We all know what happened. We all know where we were when it happened. We all know we will never forget 9/11. The United States was forever changed that day. I was almost 11, home sick with the stomach flue when this happened. I was resting on the couch in the living room, watching TV (ER reruns) and suddenly the show went off and popped onto the TV was the picture of one of the two towers on fire. Unconfirmed reasoning and shock was already spreading and it had only happened moments before.
I was in shock. I was scared and I didn’t understand. I called my Mom, she had just found out what happened. She told me to turn off the TV and she would call me back in five minutes. Phones were ringing off the hook at her work and my siblings and my Dad were also calling. She knew I was safe and need to check one everyone else. I didn’t turn off the TV. I kept watching. I kept seeing and I remember watching the second plane hit and screaming. At that moment I knew we were under attack. It struck me that this wasn’t an accident. At my young age, I knew what was happening. Here I am sick with something so small as the stomach flu and people are literally fighting for their lives in New York. It’s forever burned into my mind.
It’s scary to think about. It’s scary to remember. When I watch specials on what happened, with information on the people who did it, how the plan was started and executed and how we have changed in order to make sure something like this doesn’t happen again, it still makes me jump watching the planes hit, watching people scream. It’s not easy and I understand why people don’t want to watch it. My Mom refuses to watch the footage and my Dad can only take a little bit before he has seen enough. For me, I watch because I want to know. I want to see the evil that these people were, why they did it and to know that the lives lost that day weren’t and have not been forgotten.
When it came to the CNN special, one that gave you footage inside of Tower 1 lobby, it was a shocking different perspective. And it’s scary at the same time. I still watched and I know a lot of other people did. 9/11 – 15 Years Later on CNN takes you into the documentary of the day the attack occurred, by two not well know film makers and how they never expected that their film into the 9 month probation period of a new fireman would take them into a different direction.

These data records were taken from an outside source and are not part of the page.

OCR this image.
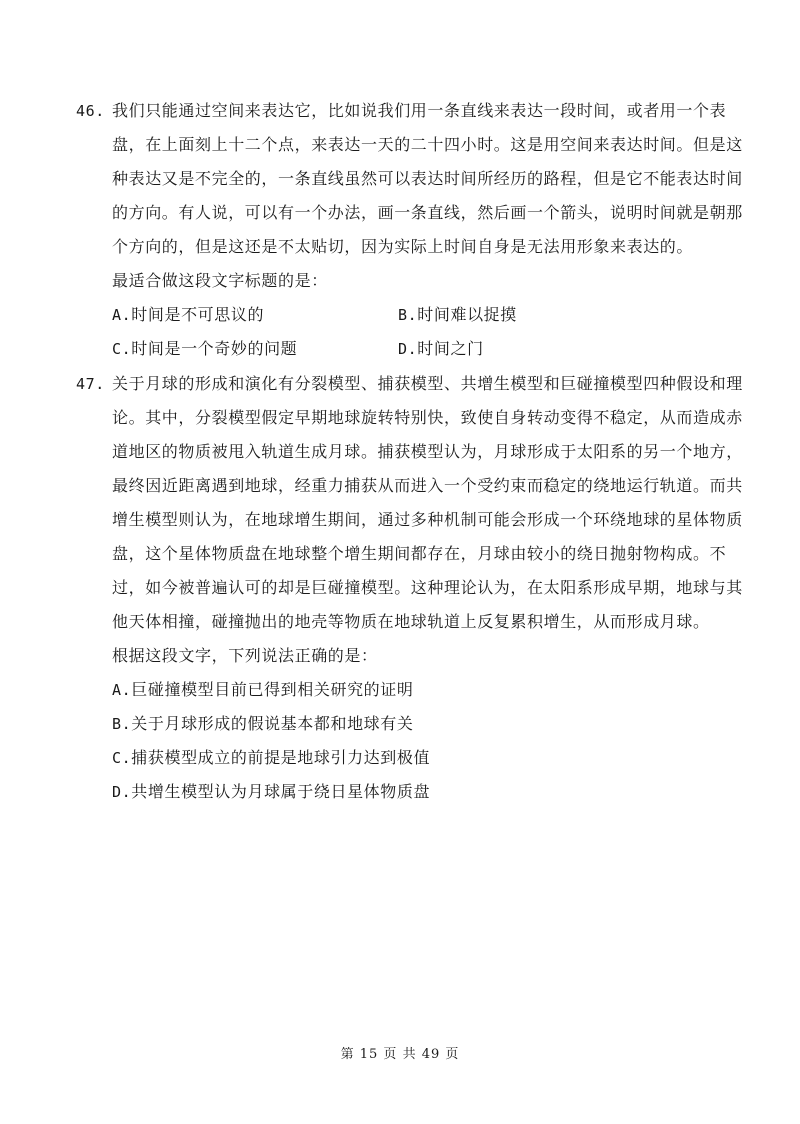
46. 我们只能通过空间来表达它，比如说我们用一条直线来表达一段时间，或者用一个表
盘，在上面刻上十二个点，来表达一天的二十四小时。这是用空间来表达时间。但是这
种表达又是不完全的，一条直线虽然可以表达时间所经历的路程，但是它不能表达时间
的方向。有人说，可以有一个办法，画一条直线，然后画一个箭头，说明时间就是朝那
个方向的，但是这还是不太贴切，因为实际上时间自身是无法用形象来表达的。
最适合做这段文字标题的是：
A.时间是不可思议的	B.时间难以捉摸
C.时间是一个奇妙的问题	D.时间之门
47. 关于月球的形成和演化有分裂模型、捕获模型、共增生模型和巨碰撞模型四种假设和理
论。其中，分裂模型假定早期地球旋转特别快，致使自身转动变得不稳定，从而造成赤
道地区的物质被甩入轨道生成月球。捕获模型认为，月球形成于太阳系的另一个地方，
最终因近距离遇到地球，经重力捕获从而进入一个受约束而稳定的绕地运行轨道。而共
增生模型则认为，在地球增生期间，通过多种机制可能会形成一个环绕地球的星体物质
盘，这个星体物质盘在地球整个增生期间都存在，月球由较小的绕日抛射物构成。不
过，如今被普遍认可的却是巨碰撞模型。这种理论认为，在太阳系形成早期，地球与其
他天体相撞，碰撞抛出的地壳等物质在地球轨道上反复累积增生，从而形成月球。
根据这段文字，下列说法正确的是：
A.巨碰撞模型目前已得到相关研究的证明
B.关于月球形成的假说基本都和地球有关
C.捕获模型成立的前提是地球引力达到极值
D.共增生模型认为月球属于绕日星体物质盘
第 15 页 共 49 页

You see how they chose the guy, how their film started out basic and how a simple run in the morning on 9/11 turned so dramatically and how one of the directors did get the 1st plane hitting Tower 1 on film. You hear some dramatic and graphic things, the film itself warns you of these and examples a lot of the sounds and things occurring by the directors, the other firemen in the film and others involved in the rescue that day. It’s a film that again, isn’t easy to watch but needs to be. This documentary without a question, shows the bravery of the firemen, the police, the emergency workers and all those in the towers. It’s a moving film. It gets a perfect score, 10 out of 10.

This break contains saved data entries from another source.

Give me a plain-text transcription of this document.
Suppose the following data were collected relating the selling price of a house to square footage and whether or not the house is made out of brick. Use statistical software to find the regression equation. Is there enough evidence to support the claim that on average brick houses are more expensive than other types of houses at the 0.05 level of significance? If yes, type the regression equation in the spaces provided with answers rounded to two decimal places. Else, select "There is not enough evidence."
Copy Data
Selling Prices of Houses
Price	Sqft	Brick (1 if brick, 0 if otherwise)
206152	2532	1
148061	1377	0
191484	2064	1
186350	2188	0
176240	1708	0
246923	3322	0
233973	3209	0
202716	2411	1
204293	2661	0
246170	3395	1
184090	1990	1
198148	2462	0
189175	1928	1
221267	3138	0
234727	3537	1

I want to end this post with some maybe hard to take in facts for some people. But they need to be read and seen.
- On September 11, 2001, nearly 3,000 people were killed, 400 were police officers and firefighters, in the terrorist attacks at the World Trade Center in NYC, at the Pentagon building in Washington, D.C., and in a plane crash near Shanksville, PA.
- 9/11 was not the first terrorist attack on the World Trade Center. A bombing in February of 1993 killed six people.
- On any given workday, up to 50,000 employees worked in the WTC twin towers, and an additional 40,000 passed through the complex.
- After the September 11th attacks on the World Trade Center, the rescue and recovery clean-up of the 1.8 million tons of wreckage from the WTC site took 9 months.
- Passengers aboard United Flight 93, heard about the previous airplane attacks and attempted to retake control of the plane from hijackers. As a result, the hijackers dilberately crashed the plane in a Pennsylvania field instead of at their unknown target.
- While video accounts of the WTC attack aired immediately, no video footage of the Pentagon attack was publicly released until 2006.
- Though both the police and fire departments of New York City had their own emergency response procedures, the two departments did not have a coordinated response plan to a major incident.
- In 2001, New York City fire evacuation procedures only required mandatory evacuations for floors immediately surrounding a fire. After a plane struck Building 1 of the WTC, Building 2 employees were initially told to stay in the building.
- The attack on the World Trade Center on 9/11 resulted in the largest loss of life by a foreign attack on American soil.
- 18 people were rescued alive from the rubble of the World Trade Center site.
- Cases of post-traumatic stress are common among 9/11 survivors and rescue workers. Respiratory problems, like asthma and lung inflammation, also developed at abnormal rates for those in and around the World Trade Center during and after the attacks.